We conducted a cross-sectional study of 229 individuals spanning cognitively unimpaired, mild cognitive impairment, and dementia stages who underwent [18F]florbetapir amyloid PET, [18F]florzolotau tau PET, structural MRI, and cognitive assessment. Amyloid burden was quantified using the Centiloid (CL) scale (A+ defined as CL > 20). Tracer-specific tau thresholds for global and Braak-stage volumes were derived using two-component Gaussian mixture modeling. Logistic regression models incorporating CL, age, Mini-Mental State Examination (MMSE), and medial temporal lobe (MTL) volume were developed to classify high global tau burden and neocortical tau involvement. Among amyloid-positive individuals, biological staging was compared with clinical stage to assess discordance patterns.

Results

Global and regional tau burden increased stepwise across clinical severity and amyloid strata. High global tau burden was uncommon in individuals with CL 21–60 (6.1%) but increased in CL 61–100 (22.6%) and > 100 (36.2%). A multivariable model integrating CL, age, MMSE, and relative MTL volume demonstrated good discrimination for high global tau burden (AUC = 0.87) and neocortical involvement (AUC = 0.84). Model robustness was confirmed by bootstrap resampling.

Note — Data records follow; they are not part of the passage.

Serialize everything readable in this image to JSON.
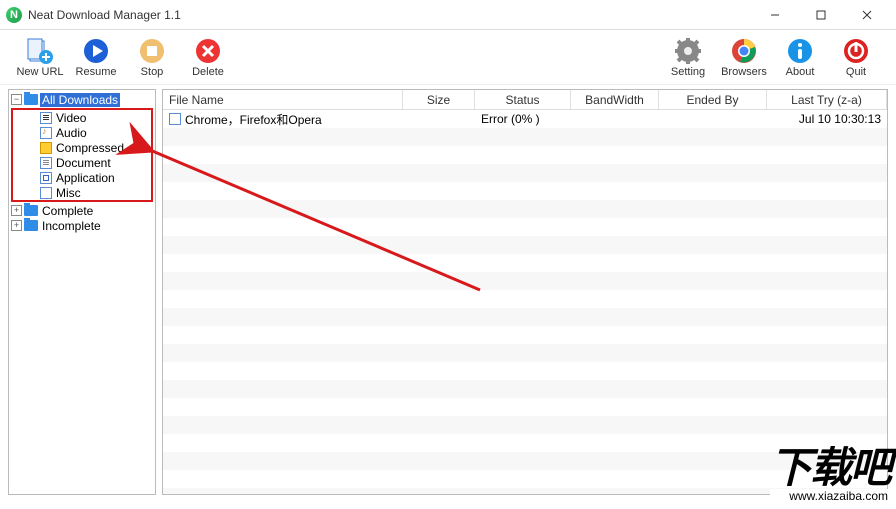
{
  "window": {
    "title": "Neat Download Manager 1.1"
  },
  "toolbar": {
    "left": [
      {
        "key": "new-url",
        "label": "New URL"
      },
      {
        "key": "resume",
        "label": "Resume"
      },
      {
        "key": "stop",
        "label": "Stop"
      },
      {
        "key": "delete",
        "label": "Delete"
      }
    ],
    "right": [
      {
        "key": "setting",
        "label": "Setting"
      },
      {
        "key": "browsers",
        "label": "Browsers"
      },
      {
        "key": "about",
        "label": "About"
      },
      {
        "key": "quit",
        "label": "Quit"
      }
    ]
  },
  "sidebar": {
    "root": {
      "label": "All Downloads",
      "children": [
        {
          "label": "Video",
          "icon": "video"
        },
        {
          "label": "Audio",
          "icon": "audio"
        },
        {
          "label": "Compressed",
          "icon": "compressed"
        },
        {
          "label": "Document",
          "icon": "doc"
        },
        {
          "label": "Application",
          "icon": "app"
        },
        {
          "label": "Misc",
          "icon": "misc"
        }
      ]
    },
    "other": [
      {
        "label": "Complete"
      },
      {
        "label": "Incomplete"
      }
    ]
  },
  "columns": {
    "file_name": "File Name",
    "size": "Size",
    "status": "Status",
    "bandwidth": "BandWidth",
    "ended_by": "Ended By",
    "last_try": "Last Try (z-a)"
  },
  "rows": [
    {
      "file_name": "Chrome，Firefox和Opera",
      "size": "",
      "status": "Error (0% )",
      "bandwidth": "",
      "ended_by": "",
      "last_try": "Jul 10  10:30:13"
    }
  ],
  "watermark": {
    "text": "下载吧",
    "url": "www.xiazaiba.com"
  }
}
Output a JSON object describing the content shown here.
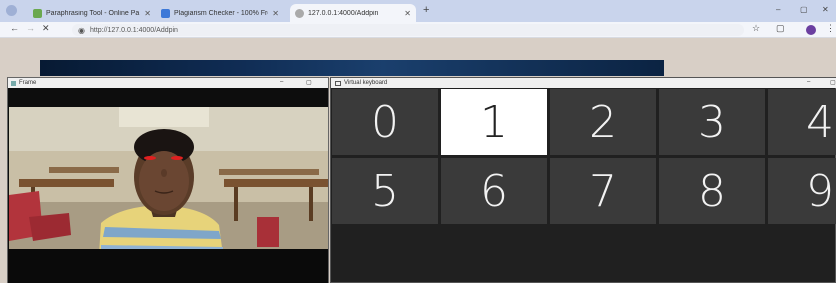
{
  "browser": {
    "tabs": [
      {
        "label": "Paraphrasing Tool - Online Pa",
        "active": false,
        "color": "#6aa84f"
      },
      {
        "label": "Plagiarism Checker - 100% Fre",
        "active": false,
        "color": "#3c78d8"
      },
      {
        "label": "127.0.0.1:4000/Addpin",
        "active": true,
        "color": "#999999"
      }
    ],
    "new_tab": "+",
    "url": "http://127.0.0.1:4000/Addpin",
    "min": "–",
    "max": "▢",
    "close": "✕"
  },
  "frame_window": {
    "title": "Frame",
    "min": "–",
    "max": "▢"
  },
  "keyboard_window": {
    "title": "Virtual keyboard",
    "min": "–",
    "max": "▢",
    "keys": [
      "0",
      "1",
      "2",
      "3",
      "4",
      "5",
      "6",
      "7",
      "8",
      "9"
    ],
    "selected_key": "1"
  },
  "colors": {
    "accent": "#3c78d8",
    "pupil_marker": "#e02020"
  }
}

Among amyloid-positive participants, 53.1% exhibited clinical-predominant AD, characterized by older age and higher cardiovascular risk despite relatively modest tau burden, indicating substantial clinical–biological discordance.

Conclusion

Routinely obtainable amyloid PET and clinical measures can approximate global and topographical tau burden with good accuracy and identify frequent clinical–biological discordance within the AD spectrum. This scalable framework provides a practical surrogate for tau PET in resource-limited settings and may support biological staging, therapeutic eligibility assessment, and precision treatment decision-making.